I’ve read some Amazon reviews of this book that suggested that Phil Vischer blames others people at Big Idea for the company’s failure. As Jason (who read the book before me) said when I told him this, “Did they read the same book I just read?” Yes, Phil does talk honestly about disagreements he had with executives in the company (without naming them), but in the end, he squarely takes full blame for the company’s downfall, citing his own lack of managerial skills and financial savvy, and his fatal tendency to substitute his own dreams for God’s leading.

Let me be clear: this is not the all-too-familiar story of a Christian leader who fell into spectacular sin. As Big Idea grew, Phil Vischer did not become obsessed with buildinng multi-million dollar mansions for himself and sleeping with his office staff.  No, his goal throughout was the same as it had always been: to make Christian family entertainment that was of good enough quality to rival anything the secular media had to offer.  He wanted to do it all to the glory of God. But as time went on he became more engrossed in his own picture of how to accomplish that, all of which was tied in to the American dream of bigger-is-better.  He ignored both sound financial advice and the quiet voice of God.

Out of this experience, Phil has written a wise, funny, insightful and powerful book about finding God in success and in failure.  It should be a must-read for anyone involved in any kind of Christian ministry.  Especially for people like me, who tend far more to the active life than the contemplative. The kind of Christians who believe that, sure, we’re saved by grace not by works — but once we’re saved, we’d better get out there and starting working as hard as possible for the Lord. 

Stories of failure are not uncommon in Christian biographies — but failure usually occurs at the beginning or in the middle of the book, when the protagonist is lost in sin.  With salvation comes success, and such stories often end with our hero sitting on top of the world again, blessed by God with worldly success.  Though Phil Vischer is busy today with new projects and still involved with the Veggies, the main impression at the end of Me, Myself and Bob is not of someone back on top, but someone sitting quietly in the valley, humbled and wiser, learning to listen to the still, small voice of God leading him through.

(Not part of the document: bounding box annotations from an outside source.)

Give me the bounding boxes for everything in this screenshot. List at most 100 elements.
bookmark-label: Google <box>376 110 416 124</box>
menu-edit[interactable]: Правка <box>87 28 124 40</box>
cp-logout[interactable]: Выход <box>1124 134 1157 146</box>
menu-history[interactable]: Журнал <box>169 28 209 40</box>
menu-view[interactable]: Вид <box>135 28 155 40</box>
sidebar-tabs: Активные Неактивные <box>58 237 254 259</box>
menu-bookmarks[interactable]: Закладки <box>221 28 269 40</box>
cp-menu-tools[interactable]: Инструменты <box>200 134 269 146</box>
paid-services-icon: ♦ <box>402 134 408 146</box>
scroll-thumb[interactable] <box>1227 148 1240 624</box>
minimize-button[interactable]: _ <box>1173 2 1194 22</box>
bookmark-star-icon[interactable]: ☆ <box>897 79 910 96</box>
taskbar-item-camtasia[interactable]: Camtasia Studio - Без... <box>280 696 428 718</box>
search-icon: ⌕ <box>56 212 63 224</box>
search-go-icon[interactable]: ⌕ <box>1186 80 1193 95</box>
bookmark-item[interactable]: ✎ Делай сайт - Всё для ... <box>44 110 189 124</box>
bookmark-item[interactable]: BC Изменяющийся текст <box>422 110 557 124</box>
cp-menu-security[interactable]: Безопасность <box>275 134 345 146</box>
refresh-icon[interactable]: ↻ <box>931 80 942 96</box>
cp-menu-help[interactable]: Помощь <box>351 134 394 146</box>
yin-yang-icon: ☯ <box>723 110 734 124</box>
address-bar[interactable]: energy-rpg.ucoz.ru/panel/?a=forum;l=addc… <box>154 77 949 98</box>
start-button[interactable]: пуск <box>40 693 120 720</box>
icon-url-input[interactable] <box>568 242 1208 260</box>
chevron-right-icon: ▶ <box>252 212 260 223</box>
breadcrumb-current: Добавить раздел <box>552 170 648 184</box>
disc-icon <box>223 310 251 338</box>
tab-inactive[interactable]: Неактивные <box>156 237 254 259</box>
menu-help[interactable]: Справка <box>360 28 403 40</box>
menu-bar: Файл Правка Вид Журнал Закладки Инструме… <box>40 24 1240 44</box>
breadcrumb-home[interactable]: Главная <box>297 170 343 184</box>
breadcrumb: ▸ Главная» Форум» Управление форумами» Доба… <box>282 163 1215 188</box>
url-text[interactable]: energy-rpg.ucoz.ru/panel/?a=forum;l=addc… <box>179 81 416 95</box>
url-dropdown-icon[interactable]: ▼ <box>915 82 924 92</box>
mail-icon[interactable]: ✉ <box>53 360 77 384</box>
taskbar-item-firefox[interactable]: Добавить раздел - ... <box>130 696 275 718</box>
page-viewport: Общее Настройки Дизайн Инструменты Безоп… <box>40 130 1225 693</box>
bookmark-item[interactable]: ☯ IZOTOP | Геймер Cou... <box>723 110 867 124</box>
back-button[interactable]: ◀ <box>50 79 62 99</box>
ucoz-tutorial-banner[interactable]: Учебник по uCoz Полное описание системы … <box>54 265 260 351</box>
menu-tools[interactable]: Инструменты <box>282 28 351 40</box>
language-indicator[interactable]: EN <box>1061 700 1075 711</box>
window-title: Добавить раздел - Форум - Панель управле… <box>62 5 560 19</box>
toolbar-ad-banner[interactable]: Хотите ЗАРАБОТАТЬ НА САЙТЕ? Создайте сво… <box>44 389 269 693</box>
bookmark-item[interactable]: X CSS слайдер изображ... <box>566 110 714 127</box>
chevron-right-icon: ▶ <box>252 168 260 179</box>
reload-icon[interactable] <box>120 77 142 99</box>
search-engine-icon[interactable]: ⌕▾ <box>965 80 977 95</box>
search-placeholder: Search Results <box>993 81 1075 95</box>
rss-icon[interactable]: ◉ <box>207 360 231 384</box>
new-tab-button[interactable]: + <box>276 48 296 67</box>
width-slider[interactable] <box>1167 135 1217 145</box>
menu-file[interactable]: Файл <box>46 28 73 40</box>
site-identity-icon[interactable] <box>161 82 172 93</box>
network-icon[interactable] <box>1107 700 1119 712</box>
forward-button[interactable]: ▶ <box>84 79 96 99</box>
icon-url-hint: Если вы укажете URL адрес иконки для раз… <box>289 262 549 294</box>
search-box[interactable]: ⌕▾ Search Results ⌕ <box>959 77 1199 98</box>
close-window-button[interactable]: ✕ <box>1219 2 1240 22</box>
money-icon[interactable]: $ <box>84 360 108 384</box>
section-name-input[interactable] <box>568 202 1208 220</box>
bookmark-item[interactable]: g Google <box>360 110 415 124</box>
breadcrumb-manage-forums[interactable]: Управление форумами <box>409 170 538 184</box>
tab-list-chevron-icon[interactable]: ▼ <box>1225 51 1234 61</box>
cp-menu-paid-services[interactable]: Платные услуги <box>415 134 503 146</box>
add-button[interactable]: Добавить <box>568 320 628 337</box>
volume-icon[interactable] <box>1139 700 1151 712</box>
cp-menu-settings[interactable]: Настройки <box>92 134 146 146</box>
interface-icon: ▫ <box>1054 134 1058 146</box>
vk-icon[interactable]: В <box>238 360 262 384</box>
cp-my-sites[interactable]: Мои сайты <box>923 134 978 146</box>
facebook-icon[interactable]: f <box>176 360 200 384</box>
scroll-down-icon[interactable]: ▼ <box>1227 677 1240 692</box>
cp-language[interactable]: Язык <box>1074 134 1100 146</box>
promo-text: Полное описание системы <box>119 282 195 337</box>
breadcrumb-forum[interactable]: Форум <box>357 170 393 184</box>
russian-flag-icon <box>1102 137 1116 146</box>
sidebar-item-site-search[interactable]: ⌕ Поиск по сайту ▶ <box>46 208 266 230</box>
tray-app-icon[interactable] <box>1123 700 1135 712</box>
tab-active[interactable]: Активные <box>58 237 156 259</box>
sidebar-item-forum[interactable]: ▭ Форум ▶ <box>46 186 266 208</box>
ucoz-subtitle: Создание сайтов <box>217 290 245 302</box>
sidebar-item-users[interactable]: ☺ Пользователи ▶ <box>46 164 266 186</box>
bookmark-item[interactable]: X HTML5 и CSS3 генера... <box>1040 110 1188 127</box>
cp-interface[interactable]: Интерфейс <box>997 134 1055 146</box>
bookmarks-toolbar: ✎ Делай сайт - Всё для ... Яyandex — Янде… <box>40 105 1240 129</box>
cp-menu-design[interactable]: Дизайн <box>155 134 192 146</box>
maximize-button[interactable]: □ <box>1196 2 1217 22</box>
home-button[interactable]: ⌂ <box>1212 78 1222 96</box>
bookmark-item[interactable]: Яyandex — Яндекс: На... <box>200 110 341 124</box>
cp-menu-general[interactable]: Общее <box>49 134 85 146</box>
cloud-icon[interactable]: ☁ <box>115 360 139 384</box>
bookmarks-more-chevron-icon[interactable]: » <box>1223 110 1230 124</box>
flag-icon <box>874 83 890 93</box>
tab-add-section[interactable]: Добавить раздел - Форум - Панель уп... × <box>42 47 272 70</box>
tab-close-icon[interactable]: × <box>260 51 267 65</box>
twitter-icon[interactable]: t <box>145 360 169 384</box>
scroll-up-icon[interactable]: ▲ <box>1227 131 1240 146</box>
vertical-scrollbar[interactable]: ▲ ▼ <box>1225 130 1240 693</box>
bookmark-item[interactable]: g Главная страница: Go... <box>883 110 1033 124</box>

6 thoughts on “LentBooks #3: Me, Myself and Bob, by Phil Vischer

  1. I hadn’t even heard of this book! I can’t wait to read it! I was very aware of what happened at the time…I was a big fan myself (as an adult without children!) plus I received a lot of resumes from Big Idea all of a sudden. 🙂

  2. As mentioned in Scrabulous, I’m sold on this book even more after your review has been read. Nicely put, TJ! You haven’t lost your ability to entice people to read. I look forward to reading this book over my summer hiatus (or when my final lit course book is completed – whichever comes first). Keep on reviewing!

  3. You’ve got me interested in reading this book, which I never would have noticed otherwise. I’ve long been baffled by the impetus towards “bigger-is-better”, and it will be interesting to read this, because usually the need for “managerial skills and financial savvy” seems to be linked only to how to get bigger. I also look forward to reading about a businessman’s (as opposed to professional religious person’s) take on the “tendency to substitute his own dreams for God’s leading” which is a big puzzle for me too. It seems so very hard to take the time to listen for that quiet voice, and to lay down my own preconceptions as I do so.

  4. I read an interview with Phil Vischer in Christianity Today and I was taken aback – almost embarrassed – by his humility. I think that it is rare to find this phenomenon outside of Christianity, that ability to be joyful, even radiant, in failure.

  5. Sadly, I don’t think it’s all that common INSIDE Christianity either, but the ideal is certainly a Christian one. In fact, Phil Vischer’s attitude at the end of this book (and in interviews and on his website) reminds me of the line from the hymn: “While I am waiting, yielded and still.” Not “still” in the sense of inactive, but that idea of waiting on God’s leading rather than rushing ahead with one’s own plans.

    Rye and Scott, thanks for your comments — I think you both will enjoy the book if you get a chance to read it.